An Australian psychologist thinks reading Harry Potter is a great way to introduce ideas about hope and how to deal with mental illness and has written a book called Harry Potter Power on the subject. Read all about it. Reminds me of the 2001 Associated Press article, ‘Harry Potter and the Shrinks.’
Psychologists as a rule do not believe the soul, usually called “mind,” has specific faculties as did Plato, Aristotle, and the Church Fathers (i.e. Western Civilization up to and including Freud). They have trouble, consequently, with the Eliade-Lewis-and-Ruskin inspired notion that readers respond to stories about these same faculties more profoundly than they do other tales. You’d think, though, that the alchemical symbolism, the synchronicity of cartharsis in reader and story subject, and the remarkable transference involved that engages and to some degree transforms the serious reader would draw psychological study and attention beyond clinical tricks.

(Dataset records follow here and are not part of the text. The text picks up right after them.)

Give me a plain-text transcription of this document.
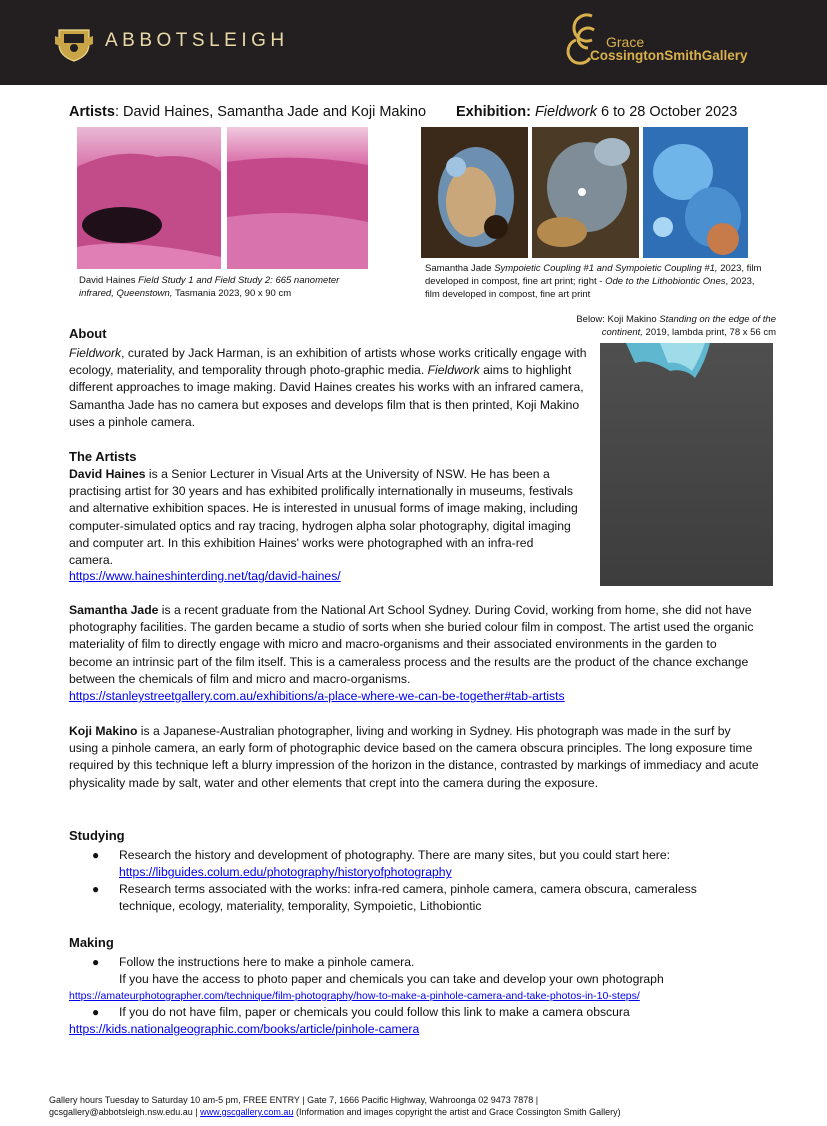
ABBOTSLEIGH	Grace
CossingtonSmithGallery
Artists: David Haines, Samantha Jade and Koji Makino Exhibition: Fieldwork 6 to 28 October 2023
David Haines Field Study 1 and Field Study 2: 665 nanometer infrared, Queenstown, Tasmania 2023, 90 x 90 cm
Samantha Jade Sympoietic Coupling #1 and Sympoietic Coupling #1, 2023, film developed in compost, fine art print; right - Ode to the Lithobiontic Ones, 2023, film developed in compost, fine art print
Below: Koji Makino Standing on the edge of the continent, 2019, lambda print, 78 x 56 cm
About
Fieldwork, curated by Jack Harman, is an exhibition of artists whose works critically engage with ecology, materiality, and temporality through photo-graphic media. Fieldwork aims to highlight different approaches to image making. David Haines creates his works with an infrared camera, Samantha Jade has no camera but exposes and develops film that is then printed, Koji Makino uses a pinhole camera.
The Artists
David Haines is a Senior Lecturer in Visual Arts at the University of NSW. He has been a practising artist for 30 years and has exhibited prolifically internationally in museums, festivals and alternative exhibition spaces. He is interested in unusual forms of image making, including computer-simulated optics and ray tracing, hydrogen alpha solar photography, digital imaging and computer art. In this exhibition Haines' works were photographed with an infra-red camera.
https://www.haineshinterding.net/tag/david-haines/
Samantha Jade is a recent graduate from the National Art School Sydney. During Covid, working from home, she did not have photography facilities. The garden became a studio of sorts when she buried colour film in compost. The artist used the organic materiality of film to directly engage with micro and macro-organisms and their associated environments in the garden to become an intrinsic part of the film itself. This is a cameraless process and the results are the product of the chance exchange between the chemicals of film and micro and macro-organisms.
https://stanleystreetgallery.com.au/exhibitions/a-place-where-we-can-be-together#tab-artists
Koji Makino is a Japanese-Australian photographer, living and working in Sydney. His photograph was made in the surf by using a pinhole camera, an early form of photographic device based on the camera obscura principles. The long exposure time required by this technique left a blurry impression of the horizon in the distance, contrasted by markings of immediacy and acute physicality made by salt, water and other elements that crept into the camera during the exposure.
Studying
● Research the history and development of photography. There are many sites, but you could start here:
https://libguides.colum.edu/photography/historyofphotography
● Research terms associated with the works: infra-red camera, pinhole camera, camera obscura, cameraless technique, ecology, materiality, temporality, Sympoietic, Lithobiontic
Making
● Follow the instructions here to make a pinhole camera.
If you have the access to photo paper and chemicals you can take and develop your own photograph
https://amateurphotographer.com/technique/film-photography/how-to-make-a-pinhole-camera-and-take-photos-in-10-steps/
● If you do not have film, paper or chemicals you could follow this link to make a camera obscura
https://kids.nationalgeographic.com/books/article/pinhole-camera
Gallery hours Tuesday to Saturday 10 am-5 pm, FREE ENTRY | Gate 7, 1666 Pacific Highway, Wahroonga 02 9473 7878 |
gcsgallery@abbotsleigh.nsw.edu.au | www.gscgallery.com.au (Information and images copyright the artist and Grace Cossington Smith Gallery)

I trust if any readers find an article by a psychologist on either of these subjects as it relates to Harry Potter and the profound hold Ms. Rowling’s novels have on readers of all ages around the world that you’ll share it. Please suggest the topic to any graduate students in psychology you know, too. Call it ‘Faculty Psychology, Soul Triptychs, and the Alchemical Magic of Reading: Plato and Dostoevsky to Star Wars and Harry Potter.’